How coffee processing affects the taste of your cup

Processing coffee is the method of removing the outer fruit (cherry) to expose the green beans. The method adopted by each farm is based on many factors, including water supply and climate. Their primary objective is to ensure the least possible incidence of defects and optimal flavour.
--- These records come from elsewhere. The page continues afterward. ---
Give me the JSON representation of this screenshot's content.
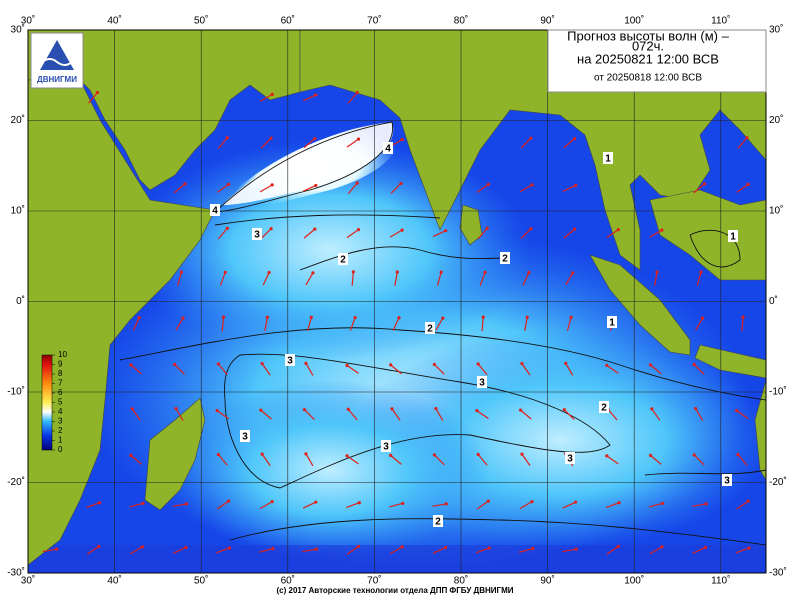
{
  "logo": {
    "text": "ДВНИГМИ"
  },
  "header": {
    "title_line1": "Прогноз высоты волн (м) –",
    "title_line2": "072ч.",
    "title_line3": "на 20250821 12:00 ВСВ",
    "subtitle": "от 20250818 12:00 ВСВ"
  },
  "map": {
    "lon_ticks": [
      {
        "value": 30,
        "label": "30˚"
      },
      {
        "value": 40,
        "label": "40˚"
      },
      {
        "value": 50,
        "label": "50˚"
      },
      {
        "value": 60,
        "label": "60˚"
      },
      {
        "value": 70,
        "label": "70˚"
      },
      {
        "value": 80,
        "label": "80˚"
      },
      {
        "value": 90,
        "label": "90˚"
      },
      {
        "value": 100,
        "label": "100˚"
      },
      {
        "value": 110,
        "label": "110˚"
      }
    ],
    "lat_ticks": [
      {
        "value": 30,
        "label": "30˚"
      },
      {
        "value": 20,
        "label": "20˚"
      },
      {
        "value": 10,
        "label": "10˚"
      },
      {
        "value": 0,
        "label": "0˚"
      },
      {
        "value": -10,
        "label": "-10˚"
      },
      {
        "value": -20,
        "label": "-20˚"
      },
      {
        "value": -30,
        "label": "-30˚"
      }
    ],
    "contour_labels": [
      4,
      4,
      3,
      2,
      2,
      1,
      1,
      1,
      2,
      3,
      3,
      2,
      3,
      3,
      3,
      3,
      2
    ]
  },
  "colorbar": {
    "ticks": [
      10,
      9,
      8,
      7,
      6,
      5,
      4,
      3,
      2,
      1,
      0
    ]
  },
  "footer": "(c) 2017 Авторские технологии отдела ДПП ФГБУ ДВНИГМИ"
}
There are heaps of experimental processing methods (like watermelon processing from Riverdale Estate or ‘Fermentum Naturalis 46’ from the Pura Cepa Project), but the three most common methods are:

Wet or washed process

Cherries are soaked in large flotation tanks of water where unripe fruit floats to the top. The ripe cherries are taken for pulping where the outer skin is removed but still covered in mucilage. The coffee is then placed in troughs of water where remaining flesh is removed through fermentation. The coffee is then washed again to remove remaining debris and dried in the sun. Washed coffees produce a cleaner, brighter taste with higher levels of acidity.

Dry or natural process

The fruit is sorted to remove unripe cherries. The outer skin of the ripe cherry is then mechanically removed. The stripped fruit is then placed on wire racks or concrete beds and allowed to dry in the sun. The moisture from the pulp evaporates and the natural sugars are absorbed by the beans. Each cherry becomes shrivelled and dried. The skin and mucilage are then removed by husking machines. Coffee processed in this way develops bold, fruity sweet flavours with a full body.

Pulped natural or honey process

This process combines wet and dry methods. It begins by soaking the cherries in flotation tanks. The ripe cherries are then taken away and the skin removed by a mechanical depulper. The sticky mucilage is still on the coffee and then left in the sun to dry. Coffee cherries processed in this method have the clean fruity taste of natural coffee without the acidity of a washed coffee.